Pour ce personnage, " La peur naît de la conjoncture de plusieurs perceptions dont le trait commun est la non maîtrise du réel ". Est-il si déraisonnable d'avoir peur quand vous ne pouvez intervenir en rien sur ce qui peut vous arriver de catastrophique ? Et bien sûr il fait référence au traumatisme de "l'inoubliable blessure d'Hiroshima". Pourquoi ne fait-il pas référence à des déclarations d'août 1945 de la hiérarchie catholique française contre l'usage des bombes A dont furent victimes les Japonais ? Tout simplement parce que cette hiérarchie fut totalement muette, trop préoccupée à essayer de se dédouaner de sa collaboration ouverte avec l'occupant nazi.
Mais cet ecclésiatique n'est pas naïf, il reconnait les problèmes : " Nous sommes malades de cette incapacité à concilier le discours commercial qui nous invite à consommer notre électricité nucléaire et le discours éthique qui nous ouvre à nos responsabilités humaines, au devenir de l'homme, du monde et des peuples ". Cela ne l'empêche pas de collaborer avec les représentants du discours commercial au détriment d'une responsabilité éthique. Pour lui il n'est pas question de trancher entre le discours commercial et l'éthique : " En aucun cas il ne s'agira pour nous de céder le pas à une nouvele idéologie qui prétendrait apporter le dernier mot au débat et ainsi résoudre la tension entre la position réaliste et amorale de la technoscience et la sensibilité humaniste et volontiers moralisatrice de l'opinion critique spontanée ".

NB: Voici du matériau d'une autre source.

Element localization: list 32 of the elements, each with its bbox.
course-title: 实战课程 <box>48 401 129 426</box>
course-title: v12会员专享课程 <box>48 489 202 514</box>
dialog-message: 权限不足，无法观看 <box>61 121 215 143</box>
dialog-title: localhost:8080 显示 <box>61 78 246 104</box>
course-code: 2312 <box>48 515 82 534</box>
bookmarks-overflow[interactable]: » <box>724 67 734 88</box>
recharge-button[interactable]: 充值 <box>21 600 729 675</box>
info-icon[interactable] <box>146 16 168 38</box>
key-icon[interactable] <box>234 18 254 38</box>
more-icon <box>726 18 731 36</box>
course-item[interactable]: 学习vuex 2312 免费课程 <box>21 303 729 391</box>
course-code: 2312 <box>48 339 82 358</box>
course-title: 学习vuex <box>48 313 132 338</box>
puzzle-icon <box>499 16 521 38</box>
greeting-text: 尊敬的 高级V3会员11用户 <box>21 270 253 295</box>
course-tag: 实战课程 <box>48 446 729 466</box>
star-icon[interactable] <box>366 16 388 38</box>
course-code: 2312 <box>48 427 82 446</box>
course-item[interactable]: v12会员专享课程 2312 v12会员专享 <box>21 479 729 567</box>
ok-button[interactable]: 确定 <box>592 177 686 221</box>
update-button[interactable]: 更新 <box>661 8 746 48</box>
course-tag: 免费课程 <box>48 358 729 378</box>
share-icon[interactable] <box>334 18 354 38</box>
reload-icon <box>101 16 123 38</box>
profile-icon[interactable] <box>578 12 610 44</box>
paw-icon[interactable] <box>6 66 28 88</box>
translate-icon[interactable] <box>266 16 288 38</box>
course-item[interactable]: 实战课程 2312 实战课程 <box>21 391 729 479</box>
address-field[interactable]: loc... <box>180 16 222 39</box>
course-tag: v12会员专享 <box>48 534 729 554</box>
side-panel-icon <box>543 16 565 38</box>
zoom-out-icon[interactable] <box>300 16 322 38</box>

En somme, sur le problème des dangers de l'énergie nucléaire, [qui impliquent non seulement les personnes qui subissent l'accident mais aussi leurs descendants avec les déchets nucléaires] ce responsable catholique refuse de prendre parti entre l'aspect commercial du problème et la responsabilité éthique. Pour lui les problèmes ne sont pas tant d'être "résolus" mais d'être "assumés". C'est une démission totale de la responsabilité éthique qui laisse le pouvoir de décision aux décideurs commerciaux.